Mais pour cela il ne faut plus compter sur les promesses mensongères des politiciens, ni sur les augmentations des salaires, qui amènent l’augmentation du prix des produits manufacturés, car le producteur, étant en même temps le consommateur, il paye lui-même l’augmentation, qu’il a pu conquérir.
On ne parlemente pas avec le patronat on le supprime la solution est là rien que là.
La grande famille
Un « incident » vient de se produire ces jours derniers, pendant les exercices au tir du 90e de ligne en garnison à Châteauroux.
Quatre balles, parties d’une escouade, venaient successivement siffler aux oreilles du colonel, mais sans l’atteindre.
Il est vrai, que pour le 14 juillet, au cours d’une de ces longues promenades, faites sous un ciel torride, une vingtaine de soldats furent frappés d’insolation, et qu’un autre jour, il fallut l’intervention énergique du major, pour empêcher que le régiment n’exécute une marche forcée de 62 kilom., soit de Châtillon à Châteauroux.
Ah oui, certes, la caserne est une bien mauvaise famille.
À propos d’une pétarade
Dans une église à Troyes (Aube) une explosion vient d’avoir lieu, quelques saints furent démantibulés, le curé est pris de la jaunisse, les autres qui si trouvaient en prirent du bismuth.
Aussitôt les vigilants de la sûreté publique se dirent : qui est-ce-qui à bien pu faire cela ? ce sont les anarchistes. Aussitôt arrestation des camarades Franquet et Lambin. L’alibi, qu’ils établirent, prouva bien qu’ils étaient autre part au moment de l’explosion mais ceci n’y fit rien, le magistrat instructionneur, comme le loup de la fable, dit : « si ce n’est pas toi, c’est donc ton frère, si tu n’en a pas c’est quelqu’un des tiens ». Cela est suffisant, et sans autre scrupule, les fit emprisonner, sans tenir aucun compte du préjudice, occasionné à eux par la perte de leurs emplois, qui leurs permettaient de vivre maigrement.
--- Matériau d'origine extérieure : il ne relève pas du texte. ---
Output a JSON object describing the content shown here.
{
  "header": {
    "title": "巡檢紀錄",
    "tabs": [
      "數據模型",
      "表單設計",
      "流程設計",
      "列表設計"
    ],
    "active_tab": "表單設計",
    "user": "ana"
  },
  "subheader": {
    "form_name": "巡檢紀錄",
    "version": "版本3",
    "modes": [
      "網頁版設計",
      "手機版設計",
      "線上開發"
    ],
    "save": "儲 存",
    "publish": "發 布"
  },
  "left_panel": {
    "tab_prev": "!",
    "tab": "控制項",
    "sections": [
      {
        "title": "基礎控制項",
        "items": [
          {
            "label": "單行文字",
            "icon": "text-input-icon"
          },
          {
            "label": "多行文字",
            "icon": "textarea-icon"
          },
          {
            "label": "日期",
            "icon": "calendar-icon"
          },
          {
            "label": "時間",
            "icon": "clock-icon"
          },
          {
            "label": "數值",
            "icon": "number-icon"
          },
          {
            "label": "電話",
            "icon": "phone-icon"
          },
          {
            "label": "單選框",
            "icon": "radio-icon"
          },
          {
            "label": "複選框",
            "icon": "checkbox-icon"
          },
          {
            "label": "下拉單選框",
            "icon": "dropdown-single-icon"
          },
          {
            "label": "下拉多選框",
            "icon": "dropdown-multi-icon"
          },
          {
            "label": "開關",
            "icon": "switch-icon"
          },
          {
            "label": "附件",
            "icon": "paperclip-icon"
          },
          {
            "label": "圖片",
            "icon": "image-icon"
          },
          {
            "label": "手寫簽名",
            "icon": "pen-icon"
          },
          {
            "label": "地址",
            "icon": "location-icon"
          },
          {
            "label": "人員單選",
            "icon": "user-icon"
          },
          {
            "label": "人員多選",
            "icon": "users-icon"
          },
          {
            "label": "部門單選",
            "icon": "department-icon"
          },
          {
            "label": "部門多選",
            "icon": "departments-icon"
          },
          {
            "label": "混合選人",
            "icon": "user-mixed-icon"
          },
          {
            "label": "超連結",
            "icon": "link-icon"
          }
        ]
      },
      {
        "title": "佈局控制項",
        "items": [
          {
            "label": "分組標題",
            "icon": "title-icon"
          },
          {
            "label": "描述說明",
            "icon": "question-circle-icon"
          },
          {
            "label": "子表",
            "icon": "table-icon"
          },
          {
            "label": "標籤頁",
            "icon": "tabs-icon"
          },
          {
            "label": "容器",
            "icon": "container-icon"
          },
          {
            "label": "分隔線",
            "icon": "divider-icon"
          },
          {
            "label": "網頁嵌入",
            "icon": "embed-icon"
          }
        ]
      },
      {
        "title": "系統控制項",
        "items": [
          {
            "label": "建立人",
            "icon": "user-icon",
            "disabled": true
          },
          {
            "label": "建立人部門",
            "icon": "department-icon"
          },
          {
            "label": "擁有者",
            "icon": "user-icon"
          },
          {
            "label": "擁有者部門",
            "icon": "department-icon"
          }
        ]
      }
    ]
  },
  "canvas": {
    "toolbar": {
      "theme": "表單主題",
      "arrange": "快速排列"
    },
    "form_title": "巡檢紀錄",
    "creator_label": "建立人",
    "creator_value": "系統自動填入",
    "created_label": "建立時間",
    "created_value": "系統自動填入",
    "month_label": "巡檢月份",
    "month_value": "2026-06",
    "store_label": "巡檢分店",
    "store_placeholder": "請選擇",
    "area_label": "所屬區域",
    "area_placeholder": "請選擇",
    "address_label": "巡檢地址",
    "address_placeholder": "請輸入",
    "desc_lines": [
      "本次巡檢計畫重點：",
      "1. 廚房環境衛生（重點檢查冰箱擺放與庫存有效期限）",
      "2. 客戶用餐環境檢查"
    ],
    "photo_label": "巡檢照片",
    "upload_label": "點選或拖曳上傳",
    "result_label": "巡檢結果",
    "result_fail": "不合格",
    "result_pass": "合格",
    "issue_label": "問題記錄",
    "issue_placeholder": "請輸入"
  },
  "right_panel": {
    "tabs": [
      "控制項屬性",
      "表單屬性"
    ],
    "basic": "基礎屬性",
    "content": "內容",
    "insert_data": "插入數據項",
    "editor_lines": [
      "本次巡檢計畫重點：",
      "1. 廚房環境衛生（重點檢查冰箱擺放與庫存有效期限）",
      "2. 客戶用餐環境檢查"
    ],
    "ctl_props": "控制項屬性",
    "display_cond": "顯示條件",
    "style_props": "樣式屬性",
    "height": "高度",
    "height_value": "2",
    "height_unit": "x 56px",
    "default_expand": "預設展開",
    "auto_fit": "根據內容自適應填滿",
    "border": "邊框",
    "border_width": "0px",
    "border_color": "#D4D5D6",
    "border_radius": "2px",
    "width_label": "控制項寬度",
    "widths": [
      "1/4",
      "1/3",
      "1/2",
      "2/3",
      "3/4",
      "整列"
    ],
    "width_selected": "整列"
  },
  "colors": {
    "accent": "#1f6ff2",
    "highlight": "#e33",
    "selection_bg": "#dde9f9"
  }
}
Quand il s’agit des escrocs du Panama, c’est tout différent, il faut des preuves de parfaites exactitudes, afin de ne pas occasionner à ses personnages les désagréments de la justice.
Encore si c’est un Flamidien, dans l’immeuble duquel on trouve le cadavre d’un enfant. confié à ses soins, violé et mort de violence impossible d’en découvrir l’assassin ; et une ordonnance de non lieu intervient vite pour arracher, sain et sauf, à l’accusation fantaisiste et erronée dont il était victime.
Drôle de contraste.
Pour une guenille
Deux jeunes socialistes, irrités par sa vue, arrachèrent et jetèrent à terre le drapeau tricol qui s’exhibe sur la porte de la gendarmerie de Ste-Colombe (Rhône). Emblème de meurtre, d’incendie et de pillage, création du premier Bonaparte, c’est sous tes plis que furent massacrés les prolétaires en Juin 48, en mai 71, ainsi qu’a Fourmies. Châlon, la Martinique, c’est également sous tes plis, qu’à •Madagascar les professionnels du meurtre ont exterminé dans une seule ville 5000 habitants, qui venaient, avec des présents, volontairement se soumettre, sans défense, à l’autorité des traîneurs de sabre et du bouclier en chef Gallieni ; tu as aussi servi d’étendard à ceux qui ont tué, violé et pillé en Chine, pour le plus grand avantage des missions religieuses. Tu sers encore de couverture aux tortures et assassinats patriotiques commis dans les compagnies de discipline, tels que ceux de Chedel, Cheymol, Grenier, Lafond, torturés dans les fers par les caporaux et sergents qui furent ensuite approuvés par leurs supérieurs.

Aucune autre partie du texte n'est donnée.